One more idea -- have you gone to Eric Carle's website? He has several great step by step slideshows of how he does his artwork. It could be a great way to integrate art into your science study.

Also, what about ladybugs -- they have a life cycle too and can be bought at garden stores very cheaply. There are lots of theme materials on this.

Anonymous said...

Oh how fun! We're hoping to put in a flower and vegetable garden a year from now (working on our deck at the present) to attract butterflies, etc. I love nature! We used to have a backyard lined with towering pines and enjoyed the blue jays, chickadees, & cardinals! We're in a newer development now and are slowly adding our touches. Our front garden and the trees in our backyard are attracting some creatures now. :0) I love an "alive" setting. :0)

Me said...

What a great idea! I am definatly going to implament somthing like this in our yard.
If you want to give tomatoes a try again (and the boys a few giggles) you can always try tomatoes in a bucket.
My mom has grown tomaotes like this and they did really well. Also my local home depot (Idaho) had a experiment station last weekend learning all about it.

Good luck with your nature endevours.

Jenny in Ca said...

I love, love, love your butterfly garden! wow, you really did a good job with small space. I am jealous that you already have monarch catepillers, I can't find milk-weed at the nurseries around me.

someone mentioned Eric Carle, I noticed a video about his artwork at the library once, you might see if your library has it.

Also, the book "Monarch Magic" is really great, has learning info and crafts, again we found it at the library, but it would be one worth owning.

School for Us said...

We live in the "greater Houston area" and have had milkweed for 3 years, I think. this year, we had about 15 separate plants - and they have all been stripped bear! I feel bad that I didn't notice in time. My milkweed are planted in the ground, but I'm thinking about buying some for containers. And, we have other containers planted with things to attract butterflies. We also have 4 bird feeders in a different part of the yard.

thebookbaglady said...

For composting, the book WORMS EAT MY GARBAGE is really fantastic. It's all about worm bin composting. We have worm bins, but don't worry about the careful collection of worm castings. I just shovel out the composted 'stuff' and leave worms behind to keep the process going. We use large, black tree pots from the nursery for our bins. I also have a large, plastic storage container with holes drilled in the sides for air.

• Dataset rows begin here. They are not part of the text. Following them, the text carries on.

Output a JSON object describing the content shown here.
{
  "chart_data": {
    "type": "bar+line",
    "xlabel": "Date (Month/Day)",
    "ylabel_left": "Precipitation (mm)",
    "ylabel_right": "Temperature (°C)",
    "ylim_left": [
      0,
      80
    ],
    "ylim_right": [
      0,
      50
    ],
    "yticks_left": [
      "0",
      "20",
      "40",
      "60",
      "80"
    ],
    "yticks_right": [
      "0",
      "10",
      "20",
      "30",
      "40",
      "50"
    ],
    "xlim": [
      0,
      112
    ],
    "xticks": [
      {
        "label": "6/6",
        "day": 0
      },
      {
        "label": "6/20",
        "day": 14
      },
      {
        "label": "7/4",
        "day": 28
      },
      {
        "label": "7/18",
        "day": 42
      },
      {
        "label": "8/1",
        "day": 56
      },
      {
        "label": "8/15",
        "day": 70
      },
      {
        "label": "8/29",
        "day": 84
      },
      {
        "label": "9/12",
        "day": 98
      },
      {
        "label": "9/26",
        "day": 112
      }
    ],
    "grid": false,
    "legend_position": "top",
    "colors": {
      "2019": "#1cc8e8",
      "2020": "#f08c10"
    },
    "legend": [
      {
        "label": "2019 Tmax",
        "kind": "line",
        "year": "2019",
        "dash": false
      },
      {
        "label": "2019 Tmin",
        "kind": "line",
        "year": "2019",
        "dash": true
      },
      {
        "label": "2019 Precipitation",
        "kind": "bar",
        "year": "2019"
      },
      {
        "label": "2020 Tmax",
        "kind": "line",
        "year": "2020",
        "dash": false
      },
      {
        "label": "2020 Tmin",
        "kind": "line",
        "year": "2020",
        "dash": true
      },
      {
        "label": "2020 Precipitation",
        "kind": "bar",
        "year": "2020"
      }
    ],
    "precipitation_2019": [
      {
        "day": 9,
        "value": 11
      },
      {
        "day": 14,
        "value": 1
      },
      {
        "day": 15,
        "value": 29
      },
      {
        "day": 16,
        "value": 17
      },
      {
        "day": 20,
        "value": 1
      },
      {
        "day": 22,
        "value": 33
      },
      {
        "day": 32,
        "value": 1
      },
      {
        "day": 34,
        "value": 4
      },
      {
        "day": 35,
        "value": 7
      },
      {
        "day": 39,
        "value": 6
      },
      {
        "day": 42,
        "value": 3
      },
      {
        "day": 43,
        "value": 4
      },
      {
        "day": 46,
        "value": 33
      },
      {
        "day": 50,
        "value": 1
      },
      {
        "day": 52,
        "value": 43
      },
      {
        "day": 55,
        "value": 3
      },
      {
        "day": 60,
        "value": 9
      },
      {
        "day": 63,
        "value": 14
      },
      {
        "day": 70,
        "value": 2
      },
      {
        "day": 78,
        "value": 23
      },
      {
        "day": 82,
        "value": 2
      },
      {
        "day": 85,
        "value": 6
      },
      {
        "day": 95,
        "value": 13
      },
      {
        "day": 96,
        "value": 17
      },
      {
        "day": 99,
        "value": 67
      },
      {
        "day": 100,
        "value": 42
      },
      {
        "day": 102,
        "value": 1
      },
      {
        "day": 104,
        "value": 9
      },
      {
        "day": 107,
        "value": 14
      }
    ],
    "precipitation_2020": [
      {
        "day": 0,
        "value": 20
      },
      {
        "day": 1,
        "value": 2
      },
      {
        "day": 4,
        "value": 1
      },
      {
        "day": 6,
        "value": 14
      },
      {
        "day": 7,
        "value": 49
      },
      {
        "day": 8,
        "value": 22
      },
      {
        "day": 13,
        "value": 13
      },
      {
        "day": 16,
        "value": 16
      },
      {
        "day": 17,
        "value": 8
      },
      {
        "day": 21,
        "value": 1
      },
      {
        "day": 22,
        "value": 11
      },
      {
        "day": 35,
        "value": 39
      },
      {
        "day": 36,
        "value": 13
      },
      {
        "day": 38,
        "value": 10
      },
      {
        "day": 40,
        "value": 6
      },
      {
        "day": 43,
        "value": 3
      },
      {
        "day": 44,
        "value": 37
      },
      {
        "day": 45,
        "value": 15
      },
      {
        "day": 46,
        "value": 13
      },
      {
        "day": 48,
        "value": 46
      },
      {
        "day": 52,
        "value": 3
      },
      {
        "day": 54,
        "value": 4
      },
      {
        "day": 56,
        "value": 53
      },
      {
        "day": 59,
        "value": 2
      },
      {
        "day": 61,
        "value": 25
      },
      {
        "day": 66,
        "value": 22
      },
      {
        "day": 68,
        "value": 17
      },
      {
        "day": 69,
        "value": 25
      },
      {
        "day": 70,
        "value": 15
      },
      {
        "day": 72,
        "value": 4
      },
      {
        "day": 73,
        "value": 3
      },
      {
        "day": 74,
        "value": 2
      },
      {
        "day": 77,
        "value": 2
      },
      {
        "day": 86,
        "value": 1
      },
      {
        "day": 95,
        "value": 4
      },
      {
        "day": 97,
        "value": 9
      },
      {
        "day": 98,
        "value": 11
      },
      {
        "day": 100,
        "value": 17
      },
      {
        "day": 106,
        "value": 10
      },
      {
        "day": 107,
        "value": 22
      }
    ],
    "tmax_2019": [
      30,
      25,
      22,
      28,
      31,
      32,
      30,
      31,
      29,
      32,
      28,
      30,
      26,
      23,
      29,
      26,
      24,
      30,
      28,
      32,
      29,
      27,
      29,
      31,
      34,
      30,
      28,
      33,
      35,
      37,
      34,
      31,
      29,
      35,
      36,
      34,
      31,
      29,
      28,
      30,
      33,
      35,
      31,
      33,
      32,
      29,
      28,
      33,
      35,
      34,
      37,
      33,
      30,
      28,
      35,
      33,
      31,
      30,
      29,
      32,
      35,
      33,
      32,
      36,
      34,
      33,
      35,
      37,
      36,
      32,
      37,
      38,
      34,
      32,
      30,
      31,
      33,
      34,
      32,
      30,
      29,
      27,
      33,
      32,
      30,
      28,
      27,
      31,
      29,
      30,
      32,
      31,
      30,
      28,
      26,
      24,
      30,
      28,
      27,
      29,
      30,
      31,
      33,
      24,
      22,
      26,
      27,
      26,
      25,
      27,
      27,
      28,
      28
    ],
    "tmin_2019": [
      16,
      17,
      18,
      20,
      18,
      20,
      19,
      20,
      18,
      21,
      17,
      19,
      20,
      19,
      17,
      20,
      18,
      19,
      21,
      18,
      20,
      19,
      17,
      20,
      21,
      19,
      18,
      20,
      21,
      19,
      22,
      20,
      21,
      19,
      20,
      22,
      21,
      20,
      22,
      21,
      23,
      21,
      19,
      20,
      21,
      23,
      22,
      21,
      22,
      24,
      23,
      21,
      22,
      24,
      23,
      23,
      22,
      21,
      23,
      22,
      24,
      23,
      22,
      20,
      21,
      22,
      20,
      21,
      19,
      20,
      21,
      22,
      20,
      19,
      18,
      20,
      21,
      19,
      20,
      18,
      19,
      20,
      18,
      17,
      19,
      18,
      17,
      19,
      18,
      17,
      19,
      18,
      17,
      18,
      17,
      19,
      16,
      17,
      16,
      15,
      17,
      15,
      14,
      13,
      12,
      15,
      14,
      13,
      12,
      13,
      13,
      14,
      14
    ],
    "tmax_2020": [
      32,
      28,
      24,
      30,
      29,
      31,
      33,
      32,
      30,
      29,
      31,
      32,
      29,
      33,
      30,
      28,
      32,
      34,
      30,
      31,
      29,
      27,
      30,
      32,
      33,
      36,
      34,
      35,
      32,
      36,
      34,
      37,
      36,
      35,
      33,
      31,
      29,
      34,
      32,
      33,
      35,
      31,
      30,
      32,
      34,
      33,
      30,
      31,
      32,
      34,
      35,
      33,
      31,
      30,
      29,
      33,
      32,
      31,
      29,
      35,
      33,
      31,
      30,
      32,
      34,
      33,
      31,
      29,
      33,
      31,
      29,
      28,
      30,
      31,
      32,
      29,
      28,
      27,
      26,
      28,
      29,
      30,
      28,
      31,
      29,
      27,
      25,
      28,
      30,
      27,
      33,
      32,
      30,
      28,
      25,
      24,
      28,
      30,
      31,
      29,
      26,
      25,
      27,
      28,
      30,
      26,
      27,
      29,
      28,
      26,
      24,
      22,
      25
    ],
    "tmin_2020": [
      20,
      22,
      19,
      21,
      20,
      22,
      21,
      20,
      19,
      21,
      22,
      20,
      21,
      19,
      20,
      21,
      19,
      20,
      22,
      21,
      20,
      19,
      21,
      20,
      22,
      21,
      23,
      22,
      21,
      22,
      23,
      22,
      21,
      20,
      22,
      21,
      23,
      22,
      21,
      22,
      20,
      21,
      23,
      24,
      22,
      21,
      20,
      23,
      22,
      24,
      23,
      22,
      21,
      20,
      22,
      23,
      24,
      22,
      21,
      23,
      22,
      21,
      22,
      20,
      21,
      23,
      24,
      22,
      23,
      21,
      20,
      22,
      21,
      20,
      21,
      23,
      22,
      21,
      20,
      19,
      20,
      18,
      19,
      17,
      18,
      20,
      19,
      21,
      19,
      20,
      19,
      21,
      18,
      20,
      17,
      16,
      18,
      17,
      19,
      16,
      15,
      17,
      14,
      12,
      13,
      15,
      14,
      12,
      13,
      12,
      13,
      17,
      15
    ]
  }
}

Go for it on the veggies--we love having our own! We are into growing as much of our own as we can and then harvesting locally at the farms/orchards in our area. Our growing conditions in Western Oregon are very different than yours, so I don't have any advice other than to go for it! (Oh, and don't over water or over fertilize the tomotoes--you'll get HUGE plants and not much fruit.)

thebookbaglady said...

P.S. On the bird feeders--Our neighbor set up a bird feeder based bird yard in her backyard and we ended up with a serious mouse infestation. If the seed ends up all over the ground, you might want to shop vac it. She was elderly and the seeds were ALL OVER the ground/patio.